The main opposition candidate Atiku described the signing of the peace pact as an event demonstrating the importance of the upcoming elections. He called on INEC and security agencies saddled with the responsibility of ensuring peaceful conduct of the elections to be fair arbiters in the exercise. “Once again, despite concerns expressed by my party leaders concerning likely electoral malpractices and the intimidation of voters and observers, I trust that our electoral officials and security services will do their duty in accordance with their oath and obligations,” Atiku said.
Also present at the event, the secretary-general of the Commonwealth, Patricia Scotland, charged all stakeholders to join hands in promoting peace before, during and after the Nigeria general elections. A United Nations representative at the event also called on politicians to shun violence during the polls.

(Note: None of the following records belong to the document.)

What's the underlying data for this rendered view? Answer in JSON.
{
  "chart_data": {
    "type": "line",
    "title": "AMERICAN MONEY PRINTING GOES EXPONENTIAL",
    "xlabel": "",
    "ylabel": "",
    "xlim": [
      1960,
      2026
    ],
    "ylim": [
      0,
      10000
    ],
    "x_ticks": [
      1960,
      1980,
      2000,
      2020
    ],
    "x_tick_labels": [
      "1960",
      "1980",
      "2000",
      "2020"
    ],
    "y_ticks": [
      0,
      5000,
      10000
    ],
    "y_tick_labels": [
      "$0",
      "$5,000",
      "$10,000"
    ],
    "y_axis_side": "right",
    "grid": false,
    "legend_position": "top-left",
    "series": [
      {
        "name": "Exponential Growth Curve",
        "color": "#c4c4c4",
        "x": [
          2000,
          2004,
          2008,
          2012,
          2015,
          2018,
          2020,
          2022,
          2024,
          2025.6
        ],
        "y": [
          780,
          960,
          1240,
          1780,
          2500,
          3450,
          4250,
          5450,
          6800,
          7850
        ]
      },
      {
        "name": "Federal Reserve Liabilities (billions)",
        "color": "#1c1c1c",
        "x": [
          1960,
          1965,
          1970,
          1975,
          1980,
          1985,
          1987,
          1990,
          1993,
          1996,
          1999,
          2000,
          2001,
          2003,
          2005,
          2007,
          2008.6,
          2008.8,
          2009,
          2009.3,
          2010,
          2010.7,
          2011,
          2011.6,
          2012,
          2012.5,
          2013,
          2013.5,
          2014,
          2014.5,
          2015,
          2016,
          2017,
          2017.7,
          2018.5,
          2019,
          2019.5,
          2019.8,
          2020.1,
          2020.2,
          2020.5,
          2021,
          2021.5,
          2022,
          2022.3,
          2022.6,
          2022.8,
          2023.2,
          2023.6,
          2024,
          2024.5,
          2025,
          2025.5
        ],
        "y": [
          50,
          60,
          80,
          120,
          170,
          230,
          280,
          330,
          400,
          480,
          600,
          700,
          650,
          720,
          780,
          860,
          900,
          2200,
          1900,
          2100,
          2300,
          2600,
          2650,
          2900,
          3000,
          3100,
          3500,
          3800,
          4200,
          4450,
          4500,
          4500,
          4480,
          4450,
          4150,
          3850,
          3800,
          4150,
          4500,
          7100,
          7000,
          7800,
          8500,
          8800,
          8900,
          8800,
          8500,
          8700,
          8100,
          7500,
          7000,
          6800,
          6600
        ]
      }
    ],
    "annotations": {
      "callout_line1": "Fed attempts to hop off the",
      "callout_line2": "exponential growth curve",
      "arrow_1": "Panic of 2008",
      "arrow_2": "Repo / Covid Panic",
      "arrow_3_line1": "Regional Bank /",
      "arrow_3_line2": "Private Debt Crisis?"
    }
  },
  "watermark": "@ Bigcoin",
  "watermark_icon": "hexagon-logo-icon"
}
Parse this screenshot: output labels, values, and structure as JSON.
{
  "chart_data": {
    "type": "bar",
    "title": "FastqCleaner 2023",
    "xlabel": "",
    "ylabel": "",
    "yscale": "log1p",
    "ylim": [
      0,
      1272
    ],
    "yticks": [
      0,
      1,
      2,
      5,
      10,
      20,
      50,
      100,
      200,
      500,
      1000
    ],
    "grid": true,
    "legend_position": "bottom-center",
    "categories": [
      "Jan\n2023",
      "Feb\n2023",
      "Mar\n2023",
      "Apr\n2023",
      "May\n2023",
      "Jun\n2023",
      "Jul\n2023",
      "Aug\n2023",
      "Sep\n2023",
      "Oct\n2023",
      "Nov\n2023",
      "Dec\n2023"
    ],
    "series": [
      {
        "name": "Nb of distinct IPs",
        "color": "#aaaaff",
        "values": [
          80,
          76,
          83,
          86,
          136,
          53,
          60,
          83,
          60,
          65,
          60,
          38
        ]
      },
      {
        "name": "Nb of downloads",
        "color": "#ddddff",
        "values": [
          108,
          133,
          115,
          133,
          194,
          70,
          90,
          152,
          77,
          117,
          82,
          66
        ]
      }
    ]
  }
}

Mohammed Ibn Chambas, representing the UN secretary-general António Guterres, said the forthcoming elections will provide Nigeria the opportunity to reaffirm its regional and global position in the world. Ketil Karlsen, head of the delegation of the European Union to Nigeria, said candidates must respect the outcome of the election to guarantee peaceful co-existence among diverse socio-political groups in the country. On its own part, INEC said all logistic requirements for the election have been met, and that all its personnel was set to ensure free and fair elections in line with international best practices.